I was driving to work a couple of mornings ago and following a white car. It suddenly occurred to me that I wasn’t following a white car at all. Rather, I was following a car that reflected all the colors of the rainbow. If I could analyze each individual photon entering my eyes, I would discover not a single white photon in the bunch. Yet knowing this reality had no effect whatsoever on my perception of the car. No matter how hard I looked, all I saw was white.
That got me thinking about light and vision and how we see. Even when surrounded by white light, white isn’t really there. Instead we’re surrounded by individual photons, all different colors, none of them white. But of course “color” isn’t really there, either. There’s absolutely no difference between a red photon and a green photon except for a tiny difference in frequency (energy, wavelength, whatever you want to measure). The greenness or the redness doesn’t materialize until the photon enters your eye – and then it’s not a photon anymore!

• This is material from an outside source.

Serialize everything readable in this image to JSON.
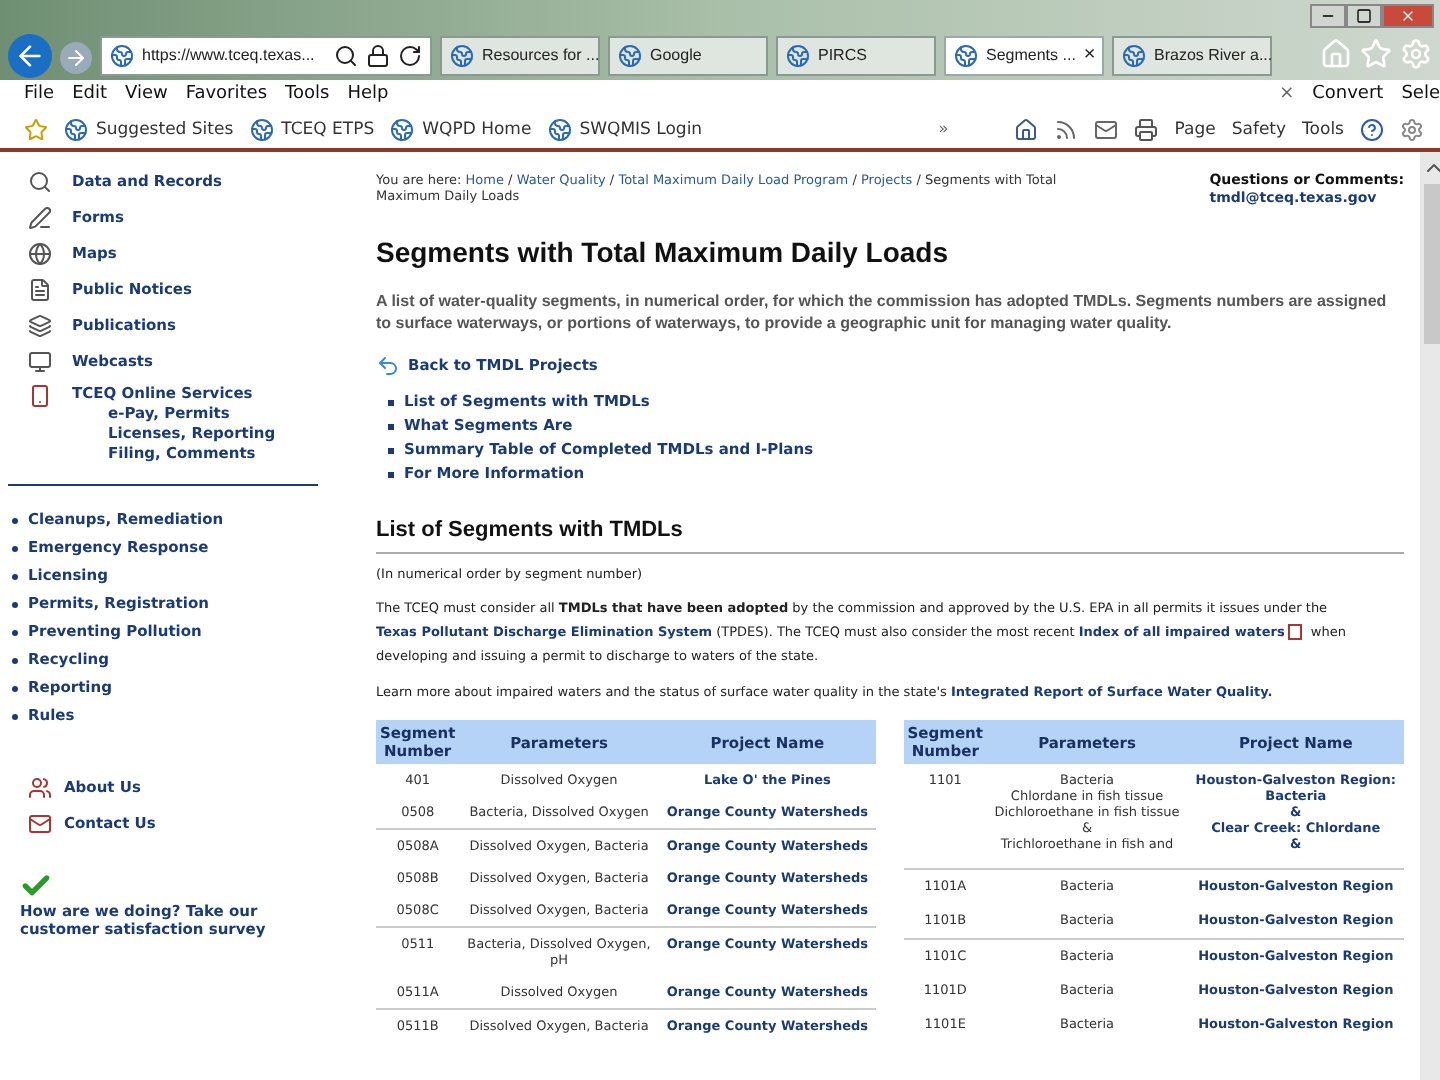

And yet again, knowing that the greenness of a leaf or the redness of an apple doesn’t really exist until the light enters my eye doesn’t change the perception. Even more, just because an object like an apple looks red doesn’t mean it’s reflecting red light. It might be reflecting many colors which just add up to red, in the same way the white car is just a combination of colors that add up to white.
Trees grow red apples to make them more conspicuous to animals who eat fruit. This makes it more likely that the tree’s seeds will be spread. But apple trees have no eyes. Amazingly, they still produce the right chemicals to make the apple red. Pretty amazing. It’s like us being born with a dog whistle and knowing exactly how to use it.
Then the car turned and I went to work.